Still, higher borrowing costs will inevitably mean less money to spend on investing in new technology and software, hiring additional staff and slowing owners' expansion, Sands said.
“Some people fail in their progress.”
“When you put everything on the line, you become desperate.”
— Jurni Rain, Grits and Waffles
Journi Lane, 42, launched her brunch business, Grits & Waffles, as a ghost kitchen in February 2022, preparing food orders for delivery services. She maxed out her credit cards and took out merchant cash advances (kind of like a payday loan with a super-high interest rate) to fund it. She ended up with $70,000 in debt.
“When you put everything on the line, you're desperate,” says Lane, a Dallas native who moved to Los Angeles a decade ago and worked as a manager at California Pizza Kitchen and the Cheesecake Factory. “I don't care about interest rates. It's somewhere between passion and insanity.”
Since then, she's paid off the entire loan on her shopfront, and her business has boomed: Last year, Laing expanded from a ghost kitchen to a tiny spot in Pico-Union with three tables. Now, she has 17 tables and 14 staff members.
She plans to move to a larger location in Koreatown this fall and has her sights set on opening a second restaurant in South L.A. But she worries she could have expanded sooner if interest rates were lower and her access to financing better.
Economists call that opportunity cost.

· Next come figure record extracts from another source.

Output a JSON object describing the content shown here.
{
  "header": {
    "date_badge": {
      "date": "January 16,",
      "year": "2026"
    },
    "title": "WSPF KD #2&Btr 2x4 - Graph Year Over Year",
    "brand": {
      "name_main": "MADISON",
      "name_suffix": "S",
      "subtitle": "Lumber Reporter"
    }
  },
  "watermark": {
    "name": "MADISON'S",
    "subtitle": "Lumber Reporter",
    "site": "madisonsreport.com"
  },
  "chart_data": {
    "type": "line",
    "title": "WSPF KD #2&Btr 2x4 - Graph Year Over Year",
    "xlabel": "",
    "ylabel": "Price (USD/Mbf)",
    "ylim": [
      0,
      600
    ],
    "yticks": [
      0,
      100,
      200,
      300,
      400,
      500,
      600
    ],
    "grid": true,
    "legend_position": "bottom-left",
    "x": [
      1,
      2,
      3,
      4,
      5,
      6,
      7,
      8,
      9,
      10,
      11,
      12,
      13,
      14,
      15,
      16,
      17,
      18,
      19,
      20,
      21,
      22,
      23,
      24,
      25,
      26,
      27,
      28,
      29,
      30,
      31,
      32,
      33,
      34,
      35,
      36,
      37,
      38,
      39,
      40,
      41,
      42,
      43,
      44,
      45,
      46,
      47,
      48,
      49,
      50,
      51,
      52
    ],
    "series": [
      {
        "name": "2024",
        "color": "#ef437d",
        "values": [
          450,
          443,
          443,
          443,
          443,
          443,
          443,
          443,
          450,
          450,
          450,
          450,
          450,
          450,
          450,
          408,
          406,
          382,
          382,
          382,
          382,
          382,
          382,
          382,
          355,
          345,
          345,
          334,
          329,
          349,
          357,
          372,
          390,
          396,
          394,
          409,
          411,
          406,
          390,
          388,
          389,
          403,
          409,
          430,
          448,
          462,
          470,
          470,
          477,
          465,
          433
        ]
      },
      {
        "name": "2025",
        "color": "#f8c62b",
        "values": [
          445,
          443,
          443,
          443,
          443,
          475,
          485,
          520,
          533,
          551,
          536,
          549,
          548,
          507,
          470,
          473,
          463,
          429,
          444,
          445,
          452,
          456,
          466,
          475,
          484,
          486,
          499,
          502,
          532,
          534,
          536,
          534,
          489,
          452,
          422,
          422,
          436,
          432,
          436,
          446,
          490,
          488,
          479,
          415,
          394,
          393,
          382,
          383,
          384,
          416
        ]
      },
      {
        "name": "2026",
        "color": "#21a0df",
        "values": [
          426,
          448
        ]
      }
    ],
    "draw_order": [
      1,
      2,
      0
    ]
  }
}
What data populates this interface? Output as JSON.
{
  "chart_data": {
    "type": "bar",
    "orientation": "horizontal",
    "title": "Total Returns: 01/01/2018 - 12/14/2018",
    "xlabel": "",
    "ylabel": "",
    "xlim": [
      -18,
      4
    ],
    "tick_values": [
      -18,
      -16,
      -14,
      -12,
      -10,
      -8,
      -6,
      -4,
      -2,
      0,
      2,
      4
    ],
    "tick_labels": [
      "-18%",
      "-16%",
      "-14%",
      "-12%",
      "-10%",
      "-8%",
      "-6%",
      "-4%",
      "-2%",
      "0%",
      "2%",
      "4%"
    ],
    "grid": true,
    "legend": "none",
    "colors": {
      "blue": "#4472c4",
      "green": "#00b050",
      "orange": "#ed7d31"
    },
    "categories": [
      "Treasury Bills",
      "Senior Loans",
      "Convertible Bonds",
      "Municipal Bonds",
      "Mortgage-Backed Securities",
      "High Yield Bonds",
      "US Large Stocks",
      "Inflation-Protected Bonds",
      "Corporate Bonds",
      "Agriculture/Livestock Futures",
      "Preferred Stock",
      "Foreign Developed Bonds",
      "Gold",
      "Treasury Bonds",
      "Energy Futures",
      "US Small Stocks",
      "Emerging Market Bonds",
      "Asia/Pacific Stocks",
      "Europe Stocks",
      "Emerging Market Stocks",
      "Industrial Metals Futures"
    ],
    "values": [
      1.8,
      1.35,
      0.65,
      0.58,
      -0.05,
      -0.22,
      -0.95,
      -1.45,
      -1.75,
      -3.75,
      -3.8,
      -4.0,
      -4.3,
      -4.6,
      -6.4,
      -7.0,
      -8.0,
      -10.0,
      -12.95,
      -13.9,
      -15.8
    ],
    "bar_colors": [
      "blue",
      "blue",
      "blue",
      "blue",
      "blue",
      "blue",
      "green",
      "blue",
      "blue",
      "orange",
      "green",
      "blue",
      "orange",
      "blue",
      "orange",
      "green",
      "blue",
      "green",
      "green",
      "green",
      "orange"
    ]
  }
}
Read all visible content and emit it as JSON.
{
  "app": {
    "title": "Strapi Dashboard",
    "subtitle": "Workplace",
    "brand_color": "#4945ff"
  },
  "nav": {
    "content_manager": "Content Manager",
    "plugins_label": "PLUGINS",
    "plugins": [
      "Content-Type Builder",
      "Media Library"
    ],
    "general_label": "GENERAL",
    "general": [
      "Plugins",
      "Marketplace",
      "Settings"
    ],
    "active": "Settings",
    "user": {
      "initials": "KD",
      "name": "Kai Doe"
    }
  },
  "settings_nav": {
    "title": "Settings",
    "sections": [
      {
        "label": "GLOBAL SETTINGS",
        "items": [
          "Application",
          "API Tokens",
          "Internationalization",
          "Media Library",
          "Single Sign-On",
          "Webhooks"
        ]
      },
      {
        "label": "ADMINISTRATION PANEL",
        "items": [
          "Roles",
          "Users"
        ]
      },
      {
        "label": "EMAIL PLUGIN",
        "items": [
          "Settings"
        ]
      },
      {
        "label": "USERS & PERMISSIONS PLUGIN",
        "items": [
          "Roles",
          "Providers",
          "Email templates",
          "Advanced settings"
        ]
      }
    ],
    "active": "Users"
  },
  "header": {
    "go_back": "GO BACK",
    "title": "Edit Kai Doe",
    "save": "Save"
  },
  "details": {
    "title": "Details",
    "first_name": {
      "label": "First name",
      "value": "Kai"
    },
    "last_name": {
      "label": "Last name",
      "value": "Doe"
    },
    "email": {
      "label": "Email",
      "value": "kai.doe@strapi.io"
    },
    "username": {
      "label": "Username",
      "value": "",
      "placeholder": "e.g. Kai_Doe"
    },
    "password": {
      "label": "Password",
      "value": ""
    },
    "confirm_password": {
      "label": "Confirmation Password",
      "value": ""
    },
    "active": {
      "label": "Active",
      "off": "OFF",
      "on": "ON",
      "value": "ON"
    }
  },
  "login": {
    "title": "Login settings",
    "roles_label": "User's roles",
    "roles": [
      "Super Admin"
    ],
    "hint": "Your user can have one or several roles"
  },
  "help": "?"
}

For Laing, it's personal.
“Certainly, lower interest rates would have helped,” she said.
For many others, they will continue to wait for interest rates to fall without the comfort of intermediate success.
Lynn Miller, 60, started looking to buy a home in Orange County about a year ago, wanting to upgrade from her current 1,600-square-foot apartment.
“It's not bad, but it's not my home. The dishwasher is no good, the washing machine is old,” she said of her rental in Corona del Mar. “Obviously, I'm not going to invest in all those appliances. It's just different not having your own home.”
It was a daunting task, she said, especially plugging her numbers into mortgage calculators from Zillow and Realtor.com, which provide estimates based on current interest rates.
“It's shocking when you look at the monthly payments,” said Miller, the marketing consultant. “It will get better, but right now it's not getting better.”
She's still house hunting — she'd like to buy a detached, three-bedroom house with a backyard where she can keep her dogs — but for now she's going to wait.
“I'm still waiting because I'm confident interest rates will come down,” Miller said, but acknowledged it was all speculation. “We may end up waiting a long time.”